The average profit margin at highly international Southeastern companies enjoyed a general upward trend from the difficult years of the recession to finish at five percent in 2012, according to the HSBC report, ‘Spotlight on US Trade: Southeast.’ In contrast, companies with low levels of internationalization showed huge swings in profitability -- plunging into the red in 2008 and 2009 before rebounding in 2010 and climbing to two percent in 2012. Additionally, high international Southeast companies over the period 2007 to 2012 had an average profit margin of three and a half percent while low international Southeastern companies were, on average, unprofitable.
“These findings reinforce our belief that companies that take advantage of new customers and lower-cost resources can better weather market fluctuations and increasing domestic competition,” said Richard Lavina, Executive Vice President, Southeast Corporate Banking for HSBC Commercial Banking in the US. “In fact, HSBC recently announced a $1 billion, 18-month dedicated loan program for small and medium size US businesses looking to export or expand internationally, to help companies find global growth opportunities and to further accelerate global business growth by US enterprises.”
The HSBC report analyzed the level of sales and operations abroad among US publicly listed companies based in the Southeast and across the nation to understand the impact of international sales and operations on profit margins of business by region and by select industries. The Southeast report included companies from the states of Florida, Georgia, North Carolina, and South Carolina.

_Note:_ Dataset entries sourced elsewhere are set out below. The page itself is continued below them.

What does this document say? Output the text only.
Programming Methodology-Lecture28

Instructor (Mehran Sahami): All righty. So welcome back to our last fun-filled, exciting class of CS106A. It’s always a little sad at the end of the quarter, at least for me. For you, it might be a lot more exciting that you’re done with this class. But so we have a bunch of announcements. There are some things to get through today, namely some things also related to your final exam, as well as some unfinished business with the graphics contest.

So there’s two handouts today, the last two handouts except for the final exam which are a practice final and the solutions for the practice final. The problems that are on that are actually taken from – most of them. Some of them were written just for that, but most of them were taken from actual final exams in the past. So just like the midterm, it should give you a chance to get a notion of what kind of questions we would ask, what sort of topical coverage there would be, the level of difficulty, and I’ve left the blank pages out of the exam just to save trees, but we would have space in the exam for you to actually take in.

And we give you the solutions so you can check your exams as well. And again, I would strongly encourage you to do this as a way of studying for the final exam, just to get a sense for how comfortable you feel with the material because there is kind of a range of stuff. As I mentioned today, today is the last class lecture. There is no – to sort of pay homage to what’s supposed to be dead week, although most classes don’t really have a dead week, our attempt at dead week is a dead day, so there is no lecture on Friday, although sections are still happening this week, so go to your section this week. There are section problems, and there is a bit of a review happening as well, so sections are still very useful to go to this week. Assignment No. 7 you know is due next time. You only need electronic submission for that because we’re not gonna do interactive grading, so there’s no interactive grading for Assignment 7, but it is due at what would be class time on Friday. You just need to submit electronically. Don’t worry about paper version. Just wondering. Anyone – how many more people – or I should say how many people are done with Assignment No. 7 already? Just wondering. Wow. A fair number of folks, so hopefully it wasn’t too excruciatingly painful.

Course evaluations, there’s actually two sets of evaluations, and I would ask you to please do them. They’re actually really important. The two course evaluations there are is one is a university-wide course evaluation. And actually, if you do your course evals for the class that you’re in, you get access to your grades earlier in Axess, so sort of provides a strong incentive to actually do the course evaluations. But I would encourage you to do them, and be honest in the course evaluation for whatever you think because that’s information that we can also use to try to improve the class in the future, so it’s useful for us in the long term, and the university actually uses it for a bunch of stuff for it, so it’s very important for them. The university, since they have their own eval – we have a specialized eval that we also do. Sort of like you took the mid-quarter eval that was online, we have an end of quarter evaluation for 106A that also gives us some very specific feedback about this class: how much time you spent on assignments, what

A Booming Manufacturing Sector
Though agriculture is still a key part of the Southeastern economy, the past 20 years have given way to a focus on manufacturing, specifically automobiles and auto parts. The shift has made the Southeast a key player not only in the American automobile industry, but as an exporter to the global industry as well. In fact, manufacturing helped the region recover from the collapse of the housing market and several years of job losses. Transportation equipment, the largest segment of the region’s manufacturing, accounted for $30.6 billion in Southeastern exports in 2011.